Eventually the topic turned to Gay. As much as Steve and I were open-minded and supported gay issues, we were both suburban boys and had little to no experience with gay people growing up. Our small scene of Anarchist Peace Punks was essentially straight anarchist peace punks. These gay, anarchist radical faeries were a whole different gay than we were used to, nothing like the ubiquitous Castro leather clones and queens.

In a monumental moment of pandering, I stated, “You know, sometimes I have gay dreams.” Unbelievably, they did not laugh or say the obvious, “Well, maybe you’re gay.” Instead, one of them admitted to having straight dreams and said it was ok to have both. Jail was turning out to be a growing experience. Still, at night when the faeries huddled together to stay warm, Steve and I took opposing sides of the cell for a restless, cold night.

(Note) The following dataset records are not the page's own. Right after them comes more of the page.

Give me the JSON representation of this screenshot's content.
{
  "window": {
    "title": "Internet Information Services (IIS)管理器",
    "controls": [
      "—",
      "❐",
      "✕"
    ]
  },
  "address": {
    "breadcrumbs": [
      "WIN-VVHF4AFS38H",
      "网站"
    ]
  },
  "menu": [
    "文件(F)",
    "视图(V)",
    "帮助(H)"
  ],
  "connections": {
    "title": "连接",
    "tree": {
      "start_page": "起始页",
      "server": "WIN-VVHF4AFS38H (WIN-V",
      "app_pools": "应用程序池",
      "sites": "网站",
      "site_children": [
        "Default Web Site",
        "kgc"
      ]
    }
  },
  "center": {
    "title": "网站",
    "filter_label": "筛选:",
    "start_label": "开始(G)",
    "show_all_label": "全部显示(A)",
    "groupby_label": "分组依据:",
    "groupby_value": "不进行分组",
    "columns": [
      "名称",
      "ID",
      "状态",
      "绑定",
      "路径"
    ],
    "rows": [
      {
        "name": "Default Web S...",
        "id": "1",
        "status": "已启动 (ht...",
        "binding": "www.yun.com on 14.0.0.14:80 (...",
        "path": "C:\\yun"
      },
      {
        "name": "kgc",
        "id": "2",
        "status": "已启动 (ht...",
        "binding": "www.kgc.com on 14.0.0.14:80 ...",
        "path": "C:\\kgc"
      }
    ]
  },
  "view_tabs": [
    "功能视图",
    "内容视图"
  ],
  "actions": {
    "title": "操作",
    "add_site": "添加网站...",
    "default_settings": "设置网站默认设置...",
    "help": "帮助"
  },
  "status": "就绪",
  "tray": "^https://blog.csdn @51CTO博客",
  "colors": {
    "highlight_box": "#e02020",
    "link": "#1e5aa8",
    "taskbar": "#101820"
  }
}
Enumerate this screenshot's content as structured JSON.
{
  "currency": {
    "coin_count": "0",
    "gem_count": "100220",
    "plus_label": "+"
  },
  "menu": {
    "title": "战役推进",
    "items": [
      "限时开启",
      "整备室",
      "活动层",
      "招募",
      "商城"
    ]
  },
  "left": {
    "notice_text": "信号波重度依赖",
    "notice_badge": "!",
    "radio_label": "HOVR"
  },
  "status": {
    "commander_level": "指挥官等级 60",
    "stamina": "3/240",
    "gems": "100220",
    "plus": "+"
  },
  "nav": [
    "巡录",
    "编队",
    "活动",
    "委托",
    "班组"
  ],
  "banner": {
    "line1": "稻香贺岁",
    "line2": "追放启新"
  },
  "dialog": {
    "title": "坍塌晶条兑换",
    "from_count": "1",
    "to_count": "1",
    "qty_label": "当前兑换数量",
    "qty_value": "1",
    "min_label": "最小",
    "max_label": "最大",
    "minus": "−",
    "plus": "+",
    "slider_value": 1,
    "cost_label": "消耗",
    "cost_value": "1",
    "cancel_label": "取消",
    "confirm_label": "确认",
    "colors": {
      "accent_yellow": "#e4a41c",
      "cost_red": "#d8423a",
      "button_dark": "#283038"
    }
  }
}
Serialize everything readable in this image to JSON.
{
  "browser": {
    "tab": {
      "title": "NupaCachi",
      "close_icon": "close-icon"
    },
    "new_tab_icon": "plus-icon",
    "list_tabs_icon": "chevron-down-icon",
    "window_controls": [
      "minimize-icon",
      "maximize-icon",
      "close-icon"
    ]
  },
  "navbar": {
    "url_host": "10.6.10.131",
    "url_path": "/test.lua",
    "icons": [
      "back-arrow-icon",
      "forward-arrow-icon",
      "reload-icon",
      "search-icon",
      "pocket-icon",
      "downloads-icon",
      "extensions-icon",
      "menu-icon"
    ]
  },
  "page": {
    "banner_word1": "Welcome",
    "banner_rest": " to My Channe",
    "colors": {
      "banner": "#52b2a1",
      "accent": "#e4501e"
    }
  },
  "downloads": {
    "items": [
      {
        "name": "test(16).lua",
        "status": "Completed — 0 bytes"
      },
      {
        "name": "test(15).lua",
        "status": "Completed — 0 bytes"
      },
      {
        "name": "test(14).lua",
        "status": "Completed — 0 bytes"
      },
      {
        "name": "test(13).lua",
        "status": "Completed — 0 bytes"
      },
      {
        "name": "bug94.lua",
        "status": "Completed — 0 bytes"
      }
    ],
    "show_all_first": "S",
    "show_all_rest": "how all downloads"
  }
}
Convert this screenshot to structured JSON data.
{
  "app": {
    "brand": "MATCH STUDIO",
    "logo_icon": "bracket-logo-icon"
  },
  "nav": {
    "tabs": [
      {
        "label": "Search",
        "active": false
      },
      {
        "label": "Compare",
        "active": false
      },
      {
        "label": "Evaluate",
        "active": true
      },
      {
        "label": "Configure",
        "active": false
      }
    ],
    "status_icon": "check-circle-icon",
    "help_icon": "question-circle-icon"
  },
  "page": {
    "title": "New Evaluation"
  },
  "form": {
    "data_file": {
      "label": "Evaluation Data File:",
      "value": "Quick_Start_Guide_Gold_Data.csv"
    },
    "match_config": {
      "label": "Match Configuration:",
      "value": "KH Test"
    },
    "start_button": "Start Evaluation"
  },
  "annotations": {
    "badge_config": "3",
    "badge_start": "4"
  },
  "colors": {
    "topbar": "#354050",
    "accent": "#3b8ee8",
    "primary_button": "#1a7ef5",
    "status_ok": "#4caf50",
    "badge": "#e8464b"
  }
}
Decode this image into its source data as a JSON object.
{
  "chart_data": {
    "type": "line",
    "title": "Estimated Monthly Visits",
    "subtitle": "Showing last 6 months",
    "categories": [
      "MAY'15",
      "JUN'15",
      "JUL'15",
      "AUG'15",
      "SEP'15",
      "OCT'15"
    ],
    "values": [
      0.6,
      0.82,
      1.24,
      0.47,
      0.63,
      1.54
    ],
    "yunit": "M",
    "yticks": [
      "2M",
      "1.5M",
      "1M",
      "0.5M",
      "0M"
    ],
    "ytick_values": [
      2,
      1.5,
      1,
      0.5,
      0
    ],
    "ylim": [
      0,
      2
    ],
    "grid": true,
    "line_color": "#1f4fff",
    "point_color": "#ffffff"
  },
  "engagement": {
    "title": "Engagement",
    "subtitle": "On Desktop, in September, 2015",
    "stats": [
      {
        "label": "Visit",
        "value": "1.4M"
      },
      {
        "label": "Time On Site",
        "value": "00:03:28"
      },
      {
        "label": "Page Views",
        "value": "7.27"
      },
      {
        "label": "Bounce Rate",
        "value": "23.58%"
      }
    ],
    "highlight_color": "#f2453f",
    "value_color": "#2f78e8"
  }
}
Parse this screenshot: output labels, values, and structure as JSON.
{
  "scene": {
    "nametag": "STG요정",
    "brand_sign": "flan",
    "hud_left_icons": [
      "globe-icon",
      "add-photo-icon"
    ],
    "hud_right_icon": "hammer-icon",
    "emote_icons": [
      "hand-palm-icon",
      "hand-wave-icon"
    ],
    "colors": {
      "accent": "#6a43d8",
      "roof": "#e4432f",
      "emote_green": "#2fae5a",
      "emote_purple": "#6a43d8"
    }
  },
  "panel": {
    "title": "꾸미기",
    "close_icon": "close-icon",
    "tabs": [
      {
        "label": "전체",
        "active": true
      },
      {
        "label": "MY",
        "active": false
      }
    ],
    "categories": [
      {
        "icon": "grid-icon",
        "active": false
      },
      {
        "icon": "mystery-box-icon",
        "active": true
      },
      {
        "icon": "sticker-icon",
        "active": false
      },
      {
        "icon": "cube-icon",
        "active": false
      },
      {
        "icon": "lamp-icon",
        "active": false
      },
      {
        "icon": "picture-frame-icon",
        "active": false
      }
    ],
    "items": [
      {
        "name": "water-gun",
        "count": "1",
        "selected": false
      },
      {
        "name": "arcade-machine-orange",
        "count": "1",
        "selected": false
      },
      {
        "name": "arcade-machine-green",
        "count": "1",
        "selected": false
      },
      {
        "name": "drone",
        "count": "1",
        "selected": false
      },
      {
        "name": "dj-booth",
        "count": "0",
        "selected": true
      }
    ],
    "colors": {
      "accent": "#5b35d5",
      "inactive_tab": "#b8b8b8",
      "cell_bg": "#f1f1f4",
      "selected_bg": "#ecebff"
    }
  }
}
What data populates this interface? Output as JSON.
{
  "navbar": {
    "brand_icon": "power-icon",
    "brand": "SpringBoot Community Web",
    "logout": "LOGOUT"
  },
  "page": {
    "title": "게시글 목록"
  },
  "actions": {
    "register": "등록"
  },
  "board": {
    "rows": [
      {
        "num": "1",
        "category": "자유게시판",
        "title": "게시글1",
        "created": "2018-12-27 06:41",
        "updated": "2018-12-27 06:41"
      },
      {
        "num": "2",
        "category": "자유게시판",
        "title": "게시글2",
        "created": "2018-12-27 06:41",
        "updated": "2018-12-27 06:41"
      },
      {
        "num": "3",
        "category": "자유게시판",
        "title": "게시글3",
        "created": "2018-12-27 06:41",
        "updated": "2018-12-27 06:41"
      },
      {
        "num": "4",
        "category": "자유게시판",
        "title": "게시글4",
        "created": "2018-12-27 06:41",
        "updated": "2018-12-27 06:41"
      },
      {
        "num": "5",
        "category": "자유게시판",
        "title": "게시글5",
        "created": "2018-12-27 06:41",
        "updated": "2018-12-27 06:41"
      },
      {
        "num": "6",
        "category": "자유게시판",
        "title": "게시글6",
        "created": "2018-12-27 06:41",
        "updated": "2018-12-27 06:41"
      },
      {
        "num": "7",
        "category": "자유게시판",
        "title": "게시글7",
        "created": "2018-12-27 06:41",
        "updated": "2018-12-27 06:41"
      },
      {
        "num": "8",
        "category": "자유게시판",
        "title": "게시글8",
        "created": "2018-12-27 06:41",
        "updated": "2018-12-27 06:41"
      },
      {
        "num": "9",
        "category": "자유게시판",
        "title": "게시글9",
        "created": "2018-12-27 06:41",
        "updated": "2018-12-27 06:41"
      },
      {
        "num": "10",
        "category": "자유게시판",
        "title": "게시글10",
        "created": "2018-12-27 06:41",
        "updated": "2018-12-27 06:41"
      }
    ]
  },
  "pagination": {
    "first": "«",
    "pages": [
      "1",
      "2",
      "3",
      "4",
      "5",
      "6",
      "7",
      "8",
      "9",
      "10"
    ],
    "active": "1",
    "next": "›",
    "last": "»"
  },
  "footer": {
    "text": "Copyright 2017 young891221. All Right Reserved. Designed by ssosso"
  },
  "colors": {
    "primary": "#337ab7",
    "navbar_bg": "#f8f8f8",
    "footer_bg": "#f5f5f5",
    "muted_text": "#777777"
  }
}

The next day we were bailed out by the armchair anarchists. We learned that there were heated debates about what to do with us. The older, peaceful types wanted to have nothing to do with us while the younger people applauded our actions. Ironically, one of the biggest arguments was on semantics. There was a big fight over the term "paddy wagon." The early PC types were offended at the use of the word and the others were just plain dumbfounded that somebody would be offended by this. They settled on calling it the "police truck." So, correction, we were arrested, cuffed and thrown in the police truck.

Steve and I jumped bail late that night and went home, running every red light on our way to I-80.